4. Подорожная в столицу

Пришёл в себя я от неприятной, просто отвратительной вони, причём явно человеческого (хотя иначе как свинотами источники ТАКОГО запаха не назовёшь, да и свиньи, вообщем-то, почище будут!). Вонь сменилась невнятным бормотанием и подёргиванием моей ноги, явно этим вонючкой (или вонючками). Причём сапог с ноги стал стягиваться, на что я совершенно рефлекторно слегка трансформировал стопу, зацепившись в стягиваемое имущество когтями. Вскакивать меня, почему-то, не тянуло, потому что я судорожно, до головной боли, пытался уложить в голову всё недавно произошедшее. Впрочем, много времени это не заняло: не понять вообще, само собой, а просто хоть как-то, начерно уложить происшествие. А вор сапог, тем временем, оттолкнул мою лапу и заголосил, что я, к собственному удивлению, понял:

— Хучь срезай с питуха этого придорожного, да негоже вещь портить! — гундосил голос.

— Та плюнь ты, мож не питух…

— А хто? Пеший, да одет, как скоморох! А мехов-то накрутил, рухляди! Видно, добытчик: расторгался и упился на радостях. Так мы даже по суме не шарим! Но такому пропойце всяко добрая обувка не с руки, варнаки какие всё одно снимут. А так — добрым людям достанется, нам то бишь! Говорю тебе: благо мы творим, Мысел, не сумлевайся!

— Ну-у-у… не зна-а-аю-у-у… — протянул сомневающийся голос.

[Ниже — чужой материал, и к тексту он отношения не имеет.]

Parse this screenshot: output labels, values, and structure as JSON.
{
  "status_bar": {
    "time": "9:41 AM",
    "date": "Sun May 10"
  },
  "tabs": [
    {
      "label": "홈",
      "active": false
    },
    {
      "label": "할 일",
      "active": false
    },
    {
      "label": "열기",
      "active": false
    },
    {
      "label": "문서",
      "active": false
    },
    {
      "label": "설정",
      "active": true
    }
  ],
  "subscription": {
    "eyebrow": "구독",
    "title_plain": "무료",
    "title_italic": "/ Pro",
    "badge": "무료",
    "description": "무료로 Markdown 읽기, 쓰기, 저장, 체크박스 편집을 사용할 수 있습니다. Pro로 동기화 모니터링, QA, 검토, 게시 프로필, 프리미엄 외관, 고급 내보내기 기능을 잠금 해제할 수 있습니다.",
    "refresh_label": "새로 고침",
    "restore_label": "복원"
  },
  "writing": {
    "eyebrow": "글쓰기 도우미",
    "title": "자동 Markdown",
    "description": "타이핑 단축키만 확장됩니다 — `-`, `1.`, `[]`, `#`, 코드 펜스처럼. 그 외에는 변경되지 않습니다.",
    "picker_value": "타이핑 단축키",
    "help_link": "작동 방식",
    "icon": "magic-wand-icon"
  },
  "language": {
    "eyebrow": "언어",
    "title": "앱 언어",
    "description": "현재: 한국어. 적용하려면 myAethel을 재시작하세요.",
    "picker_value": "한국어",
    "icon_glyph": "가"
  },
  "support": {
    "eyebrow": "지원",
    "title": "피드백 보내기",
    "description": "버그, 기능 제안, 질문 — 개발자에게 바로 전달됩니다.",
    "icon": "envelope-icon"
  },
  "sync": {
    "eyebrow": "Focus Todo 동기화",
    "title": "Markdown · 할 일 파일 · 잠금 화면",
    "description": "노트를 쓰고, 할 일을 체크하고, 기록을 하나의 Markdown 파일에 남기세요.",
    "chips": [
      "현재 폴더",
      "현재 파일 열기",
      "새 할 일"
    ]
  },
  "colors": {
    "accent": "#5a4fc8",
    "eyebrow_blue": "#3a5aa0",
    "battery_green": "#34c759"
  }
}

— Зато я кумекаю! Щаз маслица тележного плесну, да и помогу бедолаге. Почитай, не снимаются совсем — опух от водки.

Так, прежде, чем дёргаться, бегло пробежаться мыслью по имеющемуся. Первое: похоже, медведь меня таки утрамбовал в трупана оборотня. Это и по шмоткам в его берлоге было понятно, а его скотский пинок выпнул меня из берлоги, а не вообще.

Второе: я понимаю, что трындят «благодетельные» воры сапог. При этом понимаю, что от русского отличия ощутимые. Да и от английского или хохдойча. Но корни и общие слова точно есть. Это — память оборотня, скорее всего, память телесная. Хотя, возможно, я её получил, поглощая туман… К чёрту, потом о мистике и колдовстве подумаю, сейчас не до того! Так вот, память есть, но очевидно неполная. Правда, имя я знаю, да и титулованный этот оборотень выходит: некий видом Михолап, из рода Потапа. Что, учитывая мою имя-фамилию, даже смешно. А меня сейчас изволят гопать на обувку какие-то проезжие пейзане, купцы, ну или ещё какой пролетариат. Подлое сословие, как всплыло в памяти, причём очень метко: тырить сапоги с МОЕГО бессознательного тела — подло. Правда, резоны рассудительного вонючки… ну скажем так, тема для обдумывания. Потому что ни хрена не понятно: с хрена ли титулованый аристократ, которым выходил… выхожу я, без транспортной скотины (что, насколько мне известно, показатель статуса во всяких средневековьях, куда меня, судя по косвенным данным, и замедведило). И одежда такая дурацкая — тоже непонятно, с хрена ли.

И третье: принимать «благо» от воров сапог я не желаю категорически. Вообще, надо бы этим деятелям продемонстрировать их неправоту, с занесением в тела. И само собой, с сохранением уже моих сапог.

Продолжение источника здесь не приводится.